Robin didn't have an answer. But I did.
"Because they've been stepped on when the burglars entered. Which means they entered via the fire exit, which means they couldn't come in from the outside. Which means?"
"The doors are locked?"
"No, Rachel's friends got in."
"They would have been recognised."
She grinned and helped the artist up to the chair, and told her what had happened. Then we raced out of the room and down the steps all the way to the reception. It was large wooden room, with a circular desk behind which waited the night shift staff. Doors waited on either side of it. One led to the flat kitchens and the other to the garages. I ran to the desk. "There's been a series of break in's upstairs."
"I heard." The night shift guy said.
"That there'd been a break in or the break in taking place?" Robin asked.
"That's not important." I replied. "Did six men come in today?"
"Yeah, about three or four hours ago."
I nodded. "Have you got CCTV footage?"
"No, sir. Of course not!" He seemed generally insulted. "It's against our privacy policy."
"Then what's that glinting metal thing on the ridge up there?" I asked, pointing to a small metal thing, obscured by a plant upon the ridges beneath the house badge.
"Sir, please don't tell anyone! The terms and conditions state that the people of this building have complete and utter privacy. But we'd be massacred by the insurance if something like this happened, so we had to install it anyway."
"I won't tell anyone," I stared at his name badge, "Mr McLain, but I need to see the footage."
He manoeuvred the monitor so we could see it over the great desk, and he played back footage from three or four hours ago. Six men, all wearing black and all very tall, approached the desk and consulted McLain. They told him they had been invited to a party and that he had to let them in. He nodded. And then, as he fiddled for the buzzer for the door to the stairs, they looked directly into the camera. "Gotcha." I muttered.
McLain froze it and I stared at the picture. "I know him." I said.
Robin turned to me. "What?"
"I know him. He's- oh my god! Quickly, I know where they're going."
We raced back towards the door that led to the stairs and I opened it with my electronic fob. Then we thundered up the uneven staircase, round and round in odd step circles. We raced up, all the way to the fifth floor where there were two doors. One had been opened ever so slightly, and when we peered in, we saw the occupant catatonic but conscious. The other one led to my flat. And it, too, had been ripped open.

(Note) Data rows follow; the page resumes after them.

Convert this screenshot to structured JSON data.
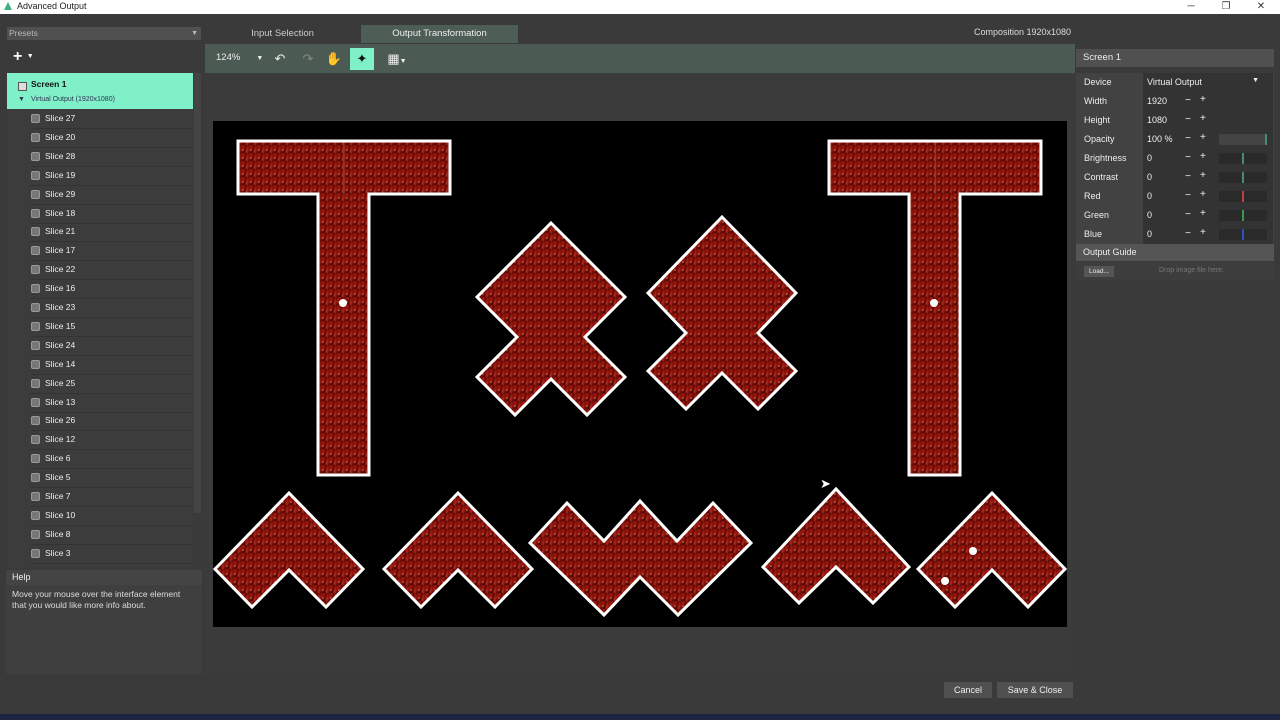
{
  "window": {
    "title": "Advanced Output"
  },
  "window_controls": {
    "minimize": "─",
    "restore": "❐",
    "close": "✕"
  },
  "left_panel": {
    "presets_label": "Presets",
    "add_label": "+",
    "screen": {
      "name": "Screen 1",
      "output": "Virtual Output (1920x1080)"
    },
    "slices": [
      "Slice 27",
      "Slice 20",
      "Slice 28",
      "Slice 19",
      "Slice 29",
      "Slice 18",
      "Slice 21",
      "Slice 17",
      "Slice 22",
      "Slice 16",
      "Slice 23",
      "Slice 15",
      "Slice 24",
      "Slice 14",
      "Slice 25",
      "Slice 13",
      "Slice 26",
      "Slice 12",
      "Slice 6",
      "Slice 5",
      "Slice 7",
      "Slice 10",
      "Slice 8",
      "Slice 3"
    ]
  },
  "help": {
    "title": "Help",
    "text": "Move your mouse over the interface element that you would like more info about."
  },
  "tabs": {
    "input_selection": "Input Selection",
    "output_transformation": "Output Transformation"
  },
  "composition_label": "Composition 1920x1080",
  "toolbar": {
    "zoom": "124%"
  },
  "right_panel": {
    "header": "Screen 1",
    "device_label": "Device",
    "device_value": "Virtual Output",
    "width_label": "Width",
    "width_value": "1920",
    "height_label": "Height",
    "height_value": "1080",
    "opacity_label": "Opacity",
    "opacity_value": "100 %",
    "brightness_label": "Brightness",
    "brightness_value": "0",
    "contrast_label": "Contrast",
    "contrast_value": "0",
    "red_label": "Red",
    "red_value": "0",
    "green_label": "Green",
    "green_value": "0",
    "blue_label": "Blue",
    "blue_value": "0",
    "guide_header": "Output Guide",
    "load_label": "Load...",
    "drop_text": "Drop image file here."
  },
  "footer": {
    "cancel": "Cancel",
    "save_close": "Save & Close"
  },
  "colors": {
    "accent": "#7ff0c8",
    "red_mark": "#c04040",
    "green_mark": "#3c9a50",
    "blue_mark": "#3050c0",
    "neutral_mark": "#4a8a7a"
  }
}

We thundered up the spiral staircase and we came out to see everyone cowering behind my desk from the six armed and dangerous- and very tall- men who stood before them. The men seemed to be kicking and beating something, so I jumped up and cried, "Stop!"
They didn't stop, so I tried my other best idea. "Stop right now! I know who you are, Lochlan McFarlan."
Nobody gasped or looked shocked, and it was another minute till the EastEnders omnibus ended, so I gave it a couple of seconds and then added, "Lochlan McFarlan. Otherwise known as Madeline Lodsbury's brother."
Gasps.
Looks of shock.
Dun dun dun- dun dun dun. (That was the drumroll of the EastEnders theme tune, in case you were wondering.)